IL-6 blockade in patients with severe COVID-19 does not have deleterious effects on long-term immunity to SARS-CoV-2. The magnitude of both antibody and T-cell responses was stronger than the observed in non-anti-cytokine-treated patients with no increase in the risk of reinfections.
Instituto de Salud Carlos-III (Spain).
白细胞介素 6(IL-6)阻断治疗是否会影响 COVID-19 患者对 SARS-CoV-2 的保护性免疫,已成为抗 IL-6 治疗的一个重要关注点。本研究旨在探讨 IL-6 阻断对 SARS-CoV-2 长期免疫的影响。
这是一项前瞻性、纵向队列研究,纳入因 COVID-19 住院且实验室确诊 SARS-CoV-2 感染的患者。我们评估了体液(抗 S 蛋白域 [S]、抗核衣壳 [N]、三聚体 S [TrimericS] IgG 和中和抗体 [Nab])和 T 细胞(干扰素-γ释放试验 [IGRA])应答,并评估了感染后一年患者再次感染的发生率,比较了接受托珠单抗 IL-6 阻断治疗的患者和未接受治疗的患者。

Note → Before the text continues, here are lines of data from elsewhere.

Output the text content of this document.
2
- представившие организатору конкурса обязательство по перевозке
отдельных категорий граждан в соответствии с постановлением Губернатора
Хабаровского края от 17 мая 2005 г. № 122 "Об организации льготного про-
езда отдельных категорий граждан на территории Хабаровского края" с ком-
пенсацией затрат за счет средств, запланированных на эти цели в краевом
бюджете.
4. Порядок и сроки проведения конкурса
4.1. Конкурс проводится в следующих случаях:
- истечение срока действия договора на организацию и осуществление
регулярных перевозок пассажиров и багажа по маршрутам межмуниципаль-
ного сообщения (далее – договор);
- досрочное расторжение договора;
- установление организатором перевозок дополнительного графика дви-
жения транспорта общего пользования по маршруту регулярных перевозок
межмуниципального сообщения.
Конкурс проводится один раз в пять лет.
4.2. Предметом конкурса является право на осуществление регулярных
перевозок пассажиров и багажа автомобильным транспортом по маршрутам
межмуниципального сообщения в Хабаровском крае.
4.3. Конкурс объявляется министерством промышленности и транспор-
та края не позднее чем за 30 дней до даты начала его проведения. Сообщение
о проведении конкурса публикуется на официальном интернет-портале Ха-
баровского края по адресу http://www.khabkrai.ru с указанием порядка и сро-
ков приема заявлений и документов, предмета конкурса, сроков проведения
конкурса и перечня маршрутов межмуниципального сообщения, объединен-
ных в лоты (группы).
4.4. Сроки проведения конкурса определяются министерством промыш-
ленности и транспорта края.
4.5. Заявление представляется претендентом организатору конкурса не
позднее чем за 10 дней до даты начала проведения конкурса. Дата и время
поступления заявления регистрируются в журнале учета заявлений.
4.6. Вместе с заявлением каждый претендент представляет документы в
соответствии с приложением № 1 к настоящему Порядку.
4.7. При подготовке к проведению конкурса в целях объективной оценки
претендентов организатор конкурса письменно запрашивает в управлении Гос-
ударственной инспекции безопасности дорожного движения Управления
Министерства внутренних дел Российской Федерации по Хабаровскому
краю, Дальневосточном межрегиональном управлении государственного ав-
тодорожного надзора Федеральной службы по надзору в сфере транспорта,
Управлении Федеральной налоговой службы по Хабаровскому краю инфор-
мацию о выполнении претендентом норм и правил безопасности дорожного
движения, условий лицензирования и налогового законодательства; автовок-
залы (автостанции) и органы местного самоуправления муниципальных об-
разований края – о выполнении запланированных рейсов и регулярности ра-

在 150 名因 COVID-19 住院且经实验室确诊 SARS-CoV-2 感染的成年人中,有 78 人进行了 1:1 倾向评分匹配。接受抗 IL-6 治疗的患者出现 S-IgG 血清阳性的时间更短,S-IgG 和 N-IgG 抗体应答更强。在感染后一年未接种疫苗的患者中,接受抗 IL-6 治疗的患者的 TrimericS-IgG(295 vs 121 BAU/mL;p = 0.011)和 Nab(74.7 vs 41.0 %IH;p = 0.012)中位(Q1-Q3)水平更高,并且它们的 Nab 阳性比例更高(80.6% vs 57.7%;p = 0.028)。接受抗 IL-6 治疗的患者 T 细胞免疫也更好,IGRA 感染后一年的中位(Q1-Q3)干扰素-γ应答(1760 [702-3992] vs 542 [35-1716] mIU/mL;p = 0.013)更高,并且更多的患者对 IGRA 检测有阳性 T 细胞应答。在随访期间,接受抗 IL-6 治疗的患者再感染较少,并且对疫苗接种有更强的抗体和 T 细胞免疫应答。
COVID-19 重症患者的 IL-6 阻断治疗对 SARS-CoV-2 的长期免疫没有不良影响。抗体和 T 细胞反应的强度均大于未接受细胞因子治疗的患者的观察结果,且再感染风险并未增加。
西班牙卡洛斯三世健康研究所(Instituto de Salud Carlos-III)。